Hacker News new | ask | show | jobs
by nupark 5562 days ago
> As for the GIL, the author didn't even consider multiple processes ...

I really hate this argument for its disingenuity. Some things (including message passing) are naturally fastest with shared memory. Multiple processes are not an equivalent substitute.

Clojure, for instance, leverages shared memory to implement its excellent, lightweight STM and related high-level threading constructs, and shared memory is what allows Clojure to easily implement cheap, MVCC functional data structures.

Multiple processes aren't an answer, here. To implement the same high-level constructs efficiently requires re-introducing shared memory through more complex, less efficient mechanisms, and often leaves the problem of sharing access to higher-level constructs (objects, instead of data) unsolved.

Multiple processes are a poor work-around for a lack of support for concurrency, not a solution. They make sense if you're sandboxing, but make little sense for implementing a high-performance concurrent server.

To pre-empt the erlang discussion -- erlang's message passing model does scale, but Erlang's runtime does require support for real shared memory concurrency in order to maximize single-machine performance.

1 comments

> As for the GIL, the author didn't even consider multiple processes ... I really hate this argument for its disingenuity. Some things (including message passing) are naturally fastest with shared memory. Multiple processes are not an equivalent substitute.

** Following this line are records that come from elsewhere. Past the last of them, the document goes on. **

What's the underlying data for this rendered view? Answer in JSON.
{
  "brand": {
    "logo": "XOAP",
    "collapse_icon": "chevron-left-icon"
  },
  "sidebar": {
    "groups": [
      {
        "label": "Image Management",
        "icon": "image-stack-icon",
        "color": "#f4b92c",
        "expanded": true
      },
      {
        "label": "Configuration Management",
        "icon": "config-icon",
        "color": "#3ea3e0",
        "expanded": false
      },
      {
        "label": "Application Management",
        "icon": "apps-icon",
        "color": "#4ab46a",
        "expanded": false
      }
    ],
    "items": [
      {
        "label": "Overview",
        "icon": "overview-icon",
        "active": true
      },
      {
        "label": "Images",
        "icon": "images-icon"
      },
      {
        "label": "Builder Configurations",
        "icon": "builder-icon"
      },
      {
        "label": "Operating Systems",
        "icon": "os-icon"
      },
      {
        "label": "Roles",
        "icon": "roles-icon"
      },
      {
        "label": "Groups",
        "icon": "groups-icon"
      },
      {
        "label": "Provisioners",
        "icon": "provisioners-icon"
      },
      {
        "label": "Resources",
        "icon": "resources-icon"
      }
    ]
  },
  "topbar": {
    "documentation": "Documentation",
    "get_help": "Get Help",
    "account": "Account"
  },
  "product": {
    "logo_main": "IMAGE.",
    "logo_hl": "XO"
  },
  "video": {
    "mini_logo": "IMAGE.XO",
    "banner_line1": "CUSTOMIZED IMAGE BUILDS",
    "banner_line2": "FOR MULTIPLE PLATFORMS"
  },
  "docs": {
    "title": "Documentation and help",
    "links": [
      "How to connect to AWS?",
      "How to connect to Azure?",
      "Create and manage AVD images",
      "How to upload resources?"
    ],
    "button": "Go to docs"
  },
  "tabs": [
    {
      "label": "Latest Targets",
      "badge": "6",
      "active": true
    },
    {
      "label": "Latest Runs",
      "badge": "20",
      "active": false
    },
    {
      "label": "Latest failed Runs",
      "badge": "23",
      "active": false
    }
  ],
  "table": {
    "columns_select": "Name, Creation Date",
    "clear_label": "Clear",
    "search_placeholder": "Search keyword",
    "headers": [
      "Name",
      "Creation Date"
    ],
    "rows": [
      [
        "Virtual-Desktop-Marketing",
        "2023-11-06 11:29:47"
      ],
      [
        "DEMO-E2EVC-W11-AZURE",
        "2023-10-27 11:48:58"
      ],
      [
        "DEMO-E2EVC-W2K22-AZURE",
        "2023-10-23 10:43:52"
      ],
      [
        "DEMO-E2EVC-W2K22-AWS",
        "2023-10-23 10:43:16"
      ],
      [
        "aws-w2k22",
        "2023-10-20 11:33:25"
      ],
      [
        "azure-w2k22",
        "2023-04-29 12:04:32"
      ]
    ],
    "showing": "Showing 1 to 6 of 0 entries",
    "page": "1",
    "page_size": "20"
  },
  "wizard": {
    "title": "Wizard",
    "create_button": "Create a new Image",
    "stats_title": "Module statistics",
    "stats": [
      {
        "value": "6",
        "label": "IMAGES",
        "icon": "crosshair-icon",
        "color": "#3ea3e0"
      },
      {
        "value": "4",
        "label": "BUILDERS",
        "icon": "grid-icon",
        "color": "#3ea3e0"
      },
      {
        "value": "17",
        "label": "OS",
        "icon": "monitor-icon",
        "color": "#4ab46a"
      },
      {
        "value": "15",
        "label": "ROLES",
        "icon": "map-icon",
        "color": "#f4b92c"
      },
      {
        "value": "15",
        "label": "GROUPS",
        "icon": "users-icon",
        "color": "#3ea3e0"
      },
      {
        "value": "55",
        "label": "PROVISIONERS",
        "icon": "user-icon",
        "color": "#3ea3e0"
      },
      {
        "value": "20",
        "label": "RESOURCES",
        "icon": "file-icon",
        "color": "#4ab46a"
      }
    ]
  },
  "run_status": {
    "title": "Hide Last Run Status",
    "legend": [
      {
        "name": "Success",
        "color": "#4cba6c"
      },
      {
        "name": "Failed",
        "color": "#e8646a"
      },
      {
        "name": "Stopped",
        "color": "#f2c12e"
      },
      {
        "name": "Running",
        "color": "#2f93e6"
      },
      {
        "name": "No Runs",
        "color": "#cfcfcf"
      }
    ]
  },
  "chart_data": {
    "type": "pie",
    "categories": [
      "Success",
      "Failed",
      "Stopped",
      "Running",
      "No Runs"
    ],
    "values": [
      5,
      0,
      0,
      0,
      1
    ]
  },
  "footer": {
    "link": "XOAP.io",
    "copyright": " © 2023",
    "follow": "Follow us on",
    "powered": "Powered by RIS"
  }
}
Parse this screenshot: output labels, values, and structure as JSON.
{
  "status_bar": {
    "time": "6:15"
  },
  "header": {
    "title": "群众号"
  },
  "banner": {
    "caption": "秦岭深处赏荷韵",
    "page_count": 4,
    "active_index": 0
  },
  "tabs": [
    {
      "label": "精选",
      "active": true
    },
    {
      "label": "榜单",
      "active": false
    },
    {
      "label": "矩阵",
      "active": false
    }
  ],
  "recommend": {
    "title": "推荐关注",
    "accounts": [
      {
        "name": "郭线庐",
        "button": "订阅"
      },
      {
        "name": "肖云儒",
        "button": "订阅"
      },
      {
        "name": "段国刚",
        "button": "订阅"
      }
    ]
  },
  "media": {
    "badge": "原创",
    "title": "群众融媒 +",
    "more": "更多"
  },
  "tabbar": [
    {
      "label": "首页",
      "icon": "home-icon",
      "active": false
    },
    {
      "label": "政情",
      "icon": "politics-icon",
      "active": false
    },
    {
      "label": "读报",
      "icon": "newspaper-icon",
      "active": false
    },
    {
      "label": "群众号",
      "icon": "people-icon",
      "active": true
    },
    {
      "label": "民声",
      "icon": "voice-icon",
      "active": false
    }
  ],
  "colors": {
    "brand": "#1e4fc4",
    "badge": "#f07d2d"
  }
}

This isn't a disingenuous answer at all, since it goes on to point out that A Web app is one giant workload where this model makes sense: multiprocessing is the approach you should be taking with a Web application.

As someone with a strong Java background, I have to continually force myself to be aware of my bias against concurrency-via-multiple-processes.

If you have a stateless application (and if at all possible, statelessness is a good thing [1]), then multiple processes scale vertically reasonably well (on the same machine), but having a multiple-process architecture makes scaling horizontally (across machines) natural and easy.

It's true that shared access to higher-level constructs in a multiple process environment isn't solved, but (a) shared access to data is an anti-pattern [2], and (b) Memcache plus some kind of serialization works pretty well when you do need shared data.

[1] Yes, applications exist where statelessness doesn't make sense. In this case, though the author was originally developing on AppEngine, so I doubt there is much state in the app.

[2] I'm not saying you should never have shared data. I am saying you should avoid it as much as possible.

Shared memory makes perfect sense for a webapp, too. I question the whole stateless mantra -- if state is reconstructable on other nodes, then what is wrong with state that improves performance -- such as caching.

Everything from database connections to user data can be cached locally, shared across connections, and does not require multiple processes each with their own large heap.

I'd like to elaborate on more examples (such as comet and efficient handling of a large number of blocked connections while allowing unblocked connections to proceed concurrently while maintaining cached local state) ... But I'm on an iPad and this keyboard is driving me crazy.

Yep, caching is great.

But I think caching is something best done in system/platform code, not in your application.

Like you say, there are plenty of examples where sharing state makes sense. But I still believe that state in application code is something that be avoided, and that most of the time it's best to rely on platforms that do state management for you.

For example, session support in web platforms is a great example of something that supplies (simulated) state, and is supplied by the platform.

The most efficient way for a platform to cache many types of state is in the process itself, local to where that state is required. Database connection pooling, for example, is more efficient implemented within a single multithreaded process, where the entirety of the pool is immediately available to all concurrent connections, and cache locality exists between the data looked up (and cached) and the connections using that data.

I have a hard time with the notion that web apps should be "stateless." It seems to be an argument borne out of limitations of the frameworks/platforms being used, and repudiated by the fact that such platforms do share state, but are forced to use less efficient external mechanisms (such as network requests to memcached, the local database, etc), rather than leveraging the advantages of data locality as available in a non-multiprocess system.

We've often taken advantage of sticky sessions to allow individual servers to maintain and share state across requests while ensuring that the state could be reconstructed by another server should it become necessary. It is simply more efficient to do so, and efficiency in implementation directly translates to dollars spent on operational costs, as well as effects on human observable response times.

There are plenty of examples of real world, non-trivial situations in which a web app will need to employ caching. For example, to fulfill a user request data needs to be fetched from an expensive web service call, but one which is likely to be shared across user requests. How does an application avoid managing this cache itself?
Incidentally, I think it's ironic that I'm "defending" a imperative language by using lack-of-state as a feature when it is being compared to a functional language.

But I think it's an illuminating discussion anyway.